If you are still with me, then consider societies treat of nature for a moment. We strive to conquer nature, right? Why? Is it a re-imagined Manifest Destiny? Possibly. Our we afraid of nature? In most literature, especially Medieval and Renaissance, the forest is a place of great unknown, of great transformation (For a more contemporary example think: Potter, Harry). It is a place feared because it is unknown. It is unknown because it is unlike us–because it is the Other. So, naturally, society wants to subjugate what is not like it. It creates maps, travel guides, the Travel Channel, and Bear Grylls to tame the wild. It creates hunting rifles with a one-mile range, camouflage, and the NRA to ensure its dominance over beasts.
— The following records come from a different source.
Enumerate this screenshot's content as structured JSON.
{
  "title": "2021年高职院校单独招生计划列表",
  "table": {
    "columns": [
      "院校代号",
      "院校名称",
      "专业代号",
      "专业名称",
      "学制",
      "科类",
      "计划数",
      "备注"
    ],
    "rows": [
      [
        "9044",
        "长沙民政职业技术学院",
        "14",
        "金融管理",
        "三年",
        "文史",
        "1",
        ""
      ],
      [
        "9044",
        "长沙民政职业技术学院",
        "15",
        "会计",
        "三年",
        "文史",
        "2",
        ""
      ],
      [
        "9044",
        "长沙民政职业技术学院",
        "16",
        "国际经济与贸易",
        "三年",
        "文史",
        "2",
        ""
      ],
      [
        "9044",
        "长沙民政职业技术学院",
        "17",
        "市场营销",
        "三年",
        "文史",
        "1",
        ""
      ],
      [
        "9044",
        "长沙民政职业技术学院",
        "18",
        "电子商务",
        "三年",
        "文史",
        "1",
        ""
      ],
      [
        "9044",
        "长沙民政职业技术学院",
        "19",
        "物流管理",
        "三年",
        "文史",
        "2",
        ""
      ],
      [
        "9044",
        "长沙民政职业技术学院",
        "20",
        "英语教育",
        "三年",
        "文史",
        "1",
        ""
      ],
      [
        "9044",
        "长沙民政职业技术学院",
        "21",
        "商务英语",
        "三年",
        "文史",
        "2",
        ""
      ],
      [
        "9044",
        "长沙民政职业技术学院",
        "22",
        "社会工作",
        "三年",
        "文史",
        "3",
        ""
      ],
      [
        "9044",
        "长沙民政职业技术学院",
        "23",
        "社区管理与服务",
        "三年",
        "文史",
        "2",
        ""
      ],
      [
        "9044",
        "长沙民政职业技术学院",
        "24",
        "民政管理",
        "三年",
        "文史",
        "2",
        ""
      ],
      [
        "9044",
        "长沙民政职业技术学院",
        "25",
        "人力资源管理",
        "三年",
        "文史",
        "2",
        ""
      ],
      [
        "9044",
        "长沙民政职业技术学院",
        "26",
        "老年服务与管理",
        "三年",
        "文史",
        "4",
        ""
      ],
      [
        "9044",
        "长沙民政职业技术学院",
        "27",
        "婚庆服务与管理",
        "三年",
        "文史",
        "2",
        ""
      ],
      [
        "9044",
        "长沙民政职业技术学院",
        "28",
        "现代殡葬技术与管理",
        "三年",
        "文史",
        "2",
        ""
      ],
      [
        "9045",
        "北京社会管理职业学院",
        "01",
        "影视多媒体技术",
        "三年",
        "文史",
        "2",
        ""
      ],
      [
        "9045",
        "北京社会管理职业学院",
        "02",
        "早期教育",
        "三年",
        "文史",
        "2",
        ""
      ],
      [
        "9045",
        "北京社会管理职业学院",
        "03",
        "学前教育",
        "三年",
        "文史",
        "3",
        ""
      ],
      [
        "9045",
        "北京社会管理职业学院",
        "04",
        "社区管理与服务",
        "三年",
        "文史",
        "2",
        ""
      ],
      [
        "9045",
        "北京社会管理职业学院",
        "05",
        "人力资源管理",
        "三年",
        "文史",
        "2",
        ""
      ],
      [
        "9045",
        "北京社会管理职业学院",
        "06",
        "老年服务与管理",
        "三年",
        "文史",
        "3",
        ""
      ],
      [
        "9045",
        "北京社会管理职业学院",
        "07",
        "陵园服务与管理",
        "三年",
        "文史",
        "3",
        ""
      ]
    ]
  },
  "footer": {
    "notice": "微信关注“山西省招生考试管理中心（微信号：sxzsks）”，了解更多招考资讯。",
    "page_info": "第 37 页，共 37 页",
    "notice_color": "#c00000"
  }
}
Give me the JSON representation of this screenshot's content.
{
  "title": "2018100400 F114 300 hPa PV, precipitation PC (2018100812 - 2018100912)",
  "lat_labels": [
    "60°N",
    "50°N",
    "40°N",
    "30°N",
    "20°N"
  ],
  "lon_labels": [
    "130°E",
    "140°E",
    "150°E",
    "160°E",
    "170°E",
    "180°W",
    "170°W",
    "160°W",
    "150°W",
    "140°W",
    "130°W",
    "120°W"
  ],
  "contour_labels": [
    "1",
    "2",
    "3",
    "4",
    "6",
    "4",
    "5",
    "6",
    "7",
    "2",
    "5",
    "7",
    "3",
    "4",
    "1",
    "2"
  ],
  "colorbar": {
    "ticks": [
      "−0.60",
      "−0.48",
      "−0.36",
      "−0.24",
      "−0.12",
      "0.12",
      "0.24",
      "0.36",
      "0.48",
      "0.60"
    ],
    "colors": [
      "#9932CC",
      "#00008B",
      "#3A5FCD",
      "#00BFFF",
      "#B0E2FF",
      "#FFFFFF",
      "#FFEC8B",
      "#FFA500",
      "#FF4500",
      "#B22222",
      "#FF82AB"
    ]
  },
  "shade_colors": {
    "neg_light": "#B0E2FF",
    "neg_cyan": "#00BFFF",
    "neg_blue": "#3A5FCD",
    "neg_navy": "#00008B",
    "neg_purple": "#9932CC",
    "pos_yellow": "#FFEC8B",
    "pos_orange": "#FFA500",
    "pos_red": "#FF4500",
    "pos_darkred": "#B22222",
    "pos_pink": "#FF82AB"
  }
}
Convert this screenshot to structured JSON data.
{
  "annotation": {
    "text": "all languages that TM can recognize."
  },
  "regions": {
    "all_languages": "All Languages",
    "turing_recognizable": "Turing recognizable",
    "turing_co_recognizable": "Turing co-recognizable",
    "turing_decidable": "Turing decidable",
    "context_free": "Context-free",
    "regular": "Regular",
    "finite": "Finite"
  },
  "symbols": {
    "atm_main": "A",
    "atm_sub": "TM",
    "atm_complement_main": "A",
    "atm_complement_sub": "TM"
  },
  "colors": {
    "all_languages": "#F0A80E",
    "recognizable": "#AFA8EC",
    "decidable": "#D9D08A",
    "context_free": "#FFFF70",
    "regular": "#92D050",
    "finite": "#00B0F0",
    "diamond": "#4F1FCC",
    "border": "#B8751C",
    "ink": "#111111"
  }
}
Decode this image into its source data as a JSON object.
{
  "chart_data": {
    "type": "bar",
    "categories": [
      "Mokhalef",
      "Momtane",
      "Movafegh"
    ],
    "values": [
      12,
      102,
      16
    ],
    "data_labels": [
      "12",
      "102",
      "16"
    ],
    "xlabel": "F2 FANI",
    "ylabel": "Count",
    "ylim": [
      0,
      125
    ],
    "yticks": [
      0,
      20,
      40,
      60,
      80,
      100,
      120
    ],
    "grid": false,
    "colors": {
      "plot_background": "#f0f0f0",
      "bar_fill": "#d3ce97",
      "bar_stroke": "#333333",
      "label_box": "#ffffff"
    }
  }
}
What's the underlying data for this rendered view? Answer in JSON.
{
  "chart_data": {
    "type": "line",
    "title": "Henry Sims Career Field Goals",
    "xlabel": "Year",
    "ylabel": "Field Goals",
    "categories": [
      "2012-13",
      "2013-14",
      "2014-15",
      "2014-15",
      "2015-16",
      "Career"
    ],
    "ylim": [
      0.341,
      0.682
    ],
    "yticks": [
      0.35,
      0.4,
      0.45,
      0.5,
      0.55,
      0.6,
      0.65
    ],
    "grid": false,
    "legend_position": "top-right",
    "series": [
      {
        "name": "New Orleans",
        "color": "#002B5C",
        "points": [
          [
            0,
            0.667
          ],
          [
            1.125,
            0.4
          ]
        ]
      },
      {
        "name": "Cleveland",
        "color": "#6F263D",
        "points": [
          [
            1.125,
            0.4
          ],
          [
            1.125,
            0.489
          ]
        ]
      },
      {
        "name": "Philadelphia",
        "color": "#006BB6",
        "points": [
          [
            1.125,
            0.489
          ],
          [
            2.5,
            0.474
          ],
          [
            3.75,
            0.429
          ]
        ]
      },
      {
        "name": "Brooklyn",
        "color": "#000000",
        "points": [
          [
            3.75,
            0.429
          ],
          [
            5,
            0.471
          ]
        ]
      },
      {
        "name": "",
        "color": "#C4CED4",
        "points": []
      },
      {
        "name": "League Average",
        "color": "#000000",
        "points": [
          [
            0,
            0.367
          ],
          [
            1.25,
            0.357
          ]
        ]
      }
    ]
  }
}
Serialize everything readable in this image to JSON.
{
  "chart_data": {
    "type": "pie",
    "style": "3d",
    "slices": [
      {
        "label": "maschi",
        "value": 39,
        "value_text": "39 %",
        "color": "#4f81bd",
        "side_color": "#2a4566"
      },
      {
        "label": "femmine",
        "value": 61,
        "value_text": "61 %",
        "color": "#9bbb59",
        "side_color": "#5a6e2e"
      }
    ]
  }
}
French designer Nelly Ben Hayoun would call this the domestication of nature. Her work “The Other Volcano” is a commentary on how society comes to terms with reality, how it confronts the fact that nature is untamable. Why endure the madness that is a living, breathing, living room Volcano? Or, as she asks in the video, “How we can cope with a sleeping beauty at the side of our couch?”
In an interview with www.we-make-money-not-art.com, Hayoun expands her questioning, asking “How can we live with someone that we hate and that we need at the same time?” (To read the interview, go here). In affronting the viewer with this question, Hayoun is posing the quintessential dilemma of Otherness. It is a question that is not easily answered. Hayoun’s participants do it for the sake of art and entertainment; they do it because they know it is temporary. Yet, how, in our everyday lives, we cope with difference is an altogether different question. But, then again, maybe it isn’t.